The NuCycle concept could scale to wherever there is a dense population, since urban areas have a problem with adding to landfills, and the population needs power. NuCycle sits at the intersection of environmental sustainability and economic viability, “That intersection, obtained, is an unstoppable force,” Barasch said. “If we become a viable part of the fabric of the way society deals with these two problems—needing energy that is cleaner than what we are used to using, and keeping material out of the landfill—then that is our contribution to society….then society will support it economically.”

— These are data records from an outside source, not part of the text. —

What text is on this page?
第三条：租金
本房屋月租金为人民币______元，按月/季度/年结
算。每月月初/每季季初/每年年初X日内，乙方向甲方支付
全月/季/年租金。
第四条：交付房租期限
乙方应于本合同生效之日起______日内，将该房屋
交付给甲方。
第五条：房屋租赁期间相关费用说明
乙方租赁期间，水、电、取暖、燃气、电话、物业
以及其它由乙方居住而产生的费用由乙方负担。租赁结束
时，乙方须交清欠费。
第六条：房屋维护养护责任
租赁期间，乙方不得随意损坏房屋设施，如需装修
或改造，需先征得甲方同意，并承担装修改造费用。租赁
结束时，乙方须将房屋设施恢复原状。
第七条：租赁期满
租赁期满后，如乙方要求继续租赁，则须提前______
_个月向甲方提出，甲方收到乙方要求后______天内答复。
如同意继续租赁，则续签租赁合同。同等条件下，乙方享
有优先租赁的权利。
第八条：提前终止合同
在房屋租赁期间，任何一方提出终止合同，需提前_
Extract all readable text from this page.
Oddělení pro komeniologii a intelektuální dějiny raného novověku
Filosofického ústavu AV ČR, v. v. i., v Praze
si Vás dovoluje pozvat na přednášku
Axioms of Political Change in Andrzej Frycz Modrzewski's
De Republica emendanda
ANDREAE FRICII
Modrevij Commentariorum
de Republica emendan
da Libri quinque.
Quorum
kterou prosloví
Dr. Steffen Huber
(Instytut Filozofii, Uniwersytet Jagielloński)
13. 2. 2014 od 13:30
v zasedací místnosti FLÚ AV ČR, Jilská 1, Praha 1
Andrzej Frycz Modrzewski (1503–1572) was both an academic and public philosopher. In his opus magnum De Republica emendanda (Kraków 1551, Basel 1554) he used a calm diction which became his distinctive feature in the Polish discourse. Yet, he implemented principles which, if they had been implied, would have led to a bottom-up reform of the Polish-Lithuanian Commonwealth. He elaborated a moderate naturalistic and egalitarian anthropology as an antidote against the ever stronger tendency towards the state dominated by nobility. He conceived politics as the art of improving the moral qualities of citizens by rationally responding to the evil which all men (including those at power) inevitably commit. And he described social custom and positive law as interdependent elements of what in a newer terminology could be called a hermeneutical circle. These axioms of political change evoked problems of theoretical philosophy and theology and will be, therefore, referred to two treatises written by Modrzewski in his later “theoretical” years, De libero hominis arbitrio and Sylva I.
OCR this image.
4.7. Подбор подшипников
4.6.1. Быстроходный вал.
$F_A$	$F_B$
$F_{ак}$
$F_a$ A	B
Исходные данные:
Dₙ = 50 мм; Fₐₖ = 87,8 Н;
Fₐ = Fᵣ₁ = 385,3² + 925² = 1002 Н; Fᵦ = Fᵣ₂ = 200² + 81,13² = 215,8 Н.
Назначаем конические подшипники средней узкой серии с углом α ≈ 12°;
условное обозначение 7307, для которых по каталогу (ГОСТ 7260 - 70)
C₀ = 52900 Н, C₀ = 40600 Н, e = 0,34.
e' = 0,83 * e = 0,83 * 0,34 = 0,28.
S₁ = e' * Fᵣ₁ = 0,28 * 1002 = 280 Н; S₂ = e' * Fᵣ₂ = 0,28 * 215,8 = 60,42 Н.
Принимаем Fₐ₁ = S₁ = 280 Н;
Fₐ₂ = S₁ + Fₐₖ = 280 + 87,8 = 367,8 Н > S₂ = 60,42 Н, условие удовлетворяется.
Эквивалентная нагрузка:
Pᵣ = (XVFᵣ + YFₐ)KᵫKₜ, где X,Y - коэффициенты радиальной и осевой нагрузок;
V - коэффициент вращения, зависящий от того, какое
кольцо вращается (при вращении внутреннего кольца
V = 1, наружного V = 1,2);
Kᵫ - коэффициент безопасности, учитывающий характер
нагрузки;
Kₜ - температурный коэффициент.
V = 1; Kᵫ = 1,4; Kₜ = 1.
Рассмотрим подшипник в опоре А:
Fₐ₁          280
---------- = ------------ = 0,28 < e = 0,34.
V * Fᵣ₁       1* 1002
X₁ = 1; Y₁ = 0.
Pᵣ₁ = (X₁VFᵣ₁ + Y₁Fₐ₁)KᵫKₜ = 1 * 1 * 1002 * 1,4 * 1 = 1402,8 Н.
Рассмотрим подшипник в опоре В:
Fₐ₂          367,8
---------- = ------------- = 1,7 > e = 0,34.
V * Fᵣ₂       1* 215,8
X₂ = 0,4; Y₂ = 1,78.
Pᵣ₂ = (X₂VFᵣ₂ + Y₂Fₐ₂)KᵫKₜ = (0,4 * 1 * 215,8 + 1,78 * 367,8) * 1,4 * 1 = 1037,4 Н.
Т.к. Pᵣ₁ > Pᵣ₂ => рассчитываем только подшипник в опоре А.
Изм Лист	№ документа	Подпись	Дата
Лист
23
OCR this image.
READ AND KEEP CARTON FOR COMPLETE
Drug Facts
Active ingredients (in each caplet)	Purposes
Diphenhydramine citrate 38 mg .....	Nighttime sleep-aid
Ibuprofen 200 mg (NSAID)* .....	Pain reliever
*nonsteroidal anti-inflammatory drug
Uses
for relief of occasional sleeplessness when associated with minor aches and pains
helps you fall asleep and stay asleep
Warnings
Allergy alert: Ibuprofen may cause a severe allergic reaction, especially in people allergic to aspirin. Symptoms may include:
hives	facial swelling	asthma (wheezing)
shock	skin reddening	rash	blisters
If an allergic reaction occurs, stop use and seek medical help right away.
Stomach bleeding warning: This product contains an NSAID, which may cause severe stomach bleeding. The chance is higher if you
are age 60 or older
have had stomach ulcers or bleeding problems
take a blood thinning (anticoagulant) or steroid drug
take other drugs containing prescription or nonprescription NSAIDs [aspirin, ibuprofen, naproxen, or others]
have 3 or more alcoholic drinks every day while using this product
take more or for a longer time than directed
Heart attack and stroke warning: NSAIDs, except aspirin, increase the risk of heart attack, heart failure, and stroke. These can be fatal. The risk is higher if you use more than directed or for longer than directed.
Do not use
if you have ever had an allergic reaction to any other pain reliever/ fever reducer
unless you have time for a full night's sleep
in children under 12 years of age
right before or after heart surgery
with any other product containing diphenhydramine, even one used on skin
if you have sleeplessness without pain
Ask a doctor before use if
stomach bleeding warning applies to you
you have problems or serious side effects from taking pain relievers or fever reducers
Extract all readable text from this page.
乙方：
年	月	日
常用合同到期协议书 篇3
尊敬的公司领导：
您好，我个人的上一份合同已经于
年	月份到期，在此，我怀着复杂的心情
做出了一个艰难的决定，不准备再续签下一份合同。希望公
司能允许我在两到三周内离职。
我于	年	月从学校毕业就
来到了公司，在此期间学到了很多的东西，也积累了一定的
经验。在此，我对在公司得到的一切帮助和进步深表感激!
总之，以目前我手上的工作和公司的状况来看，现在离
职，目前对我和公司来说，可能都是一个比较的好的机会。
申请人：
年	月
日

NuCycle Energy is a company that is privately held by investors. The past four months haven’t been smooth sailing for the business. On December 21, Plant City Fire Rescue answered the call to a structure fire at NuCycle’s facility. Crews found heavy smoke inside the structure. The battalion chief and incident commander, knowing the building and its contents, quickly requested mutual aid assistance from Hillsborough County Fire Rescue. As the incident evolved and expanded, additional resources were requested from multiple agencies, including Tampa, Lakeland, Polk, and Pasco County. After the fire was quenched, the subsequent investigation revealed that a large lithium battery was in a load of material that came into the building. The battery ignited and started the fire. The fire and necessary water to put out the blaze caused major damage to infrastructure, and the loss of tons of material (remember, it can’t be moist). The first priority, manufacturing, resumed on February 26. The restoration of the offices and the rest of the building have been completed, and the grand reopening is March 21.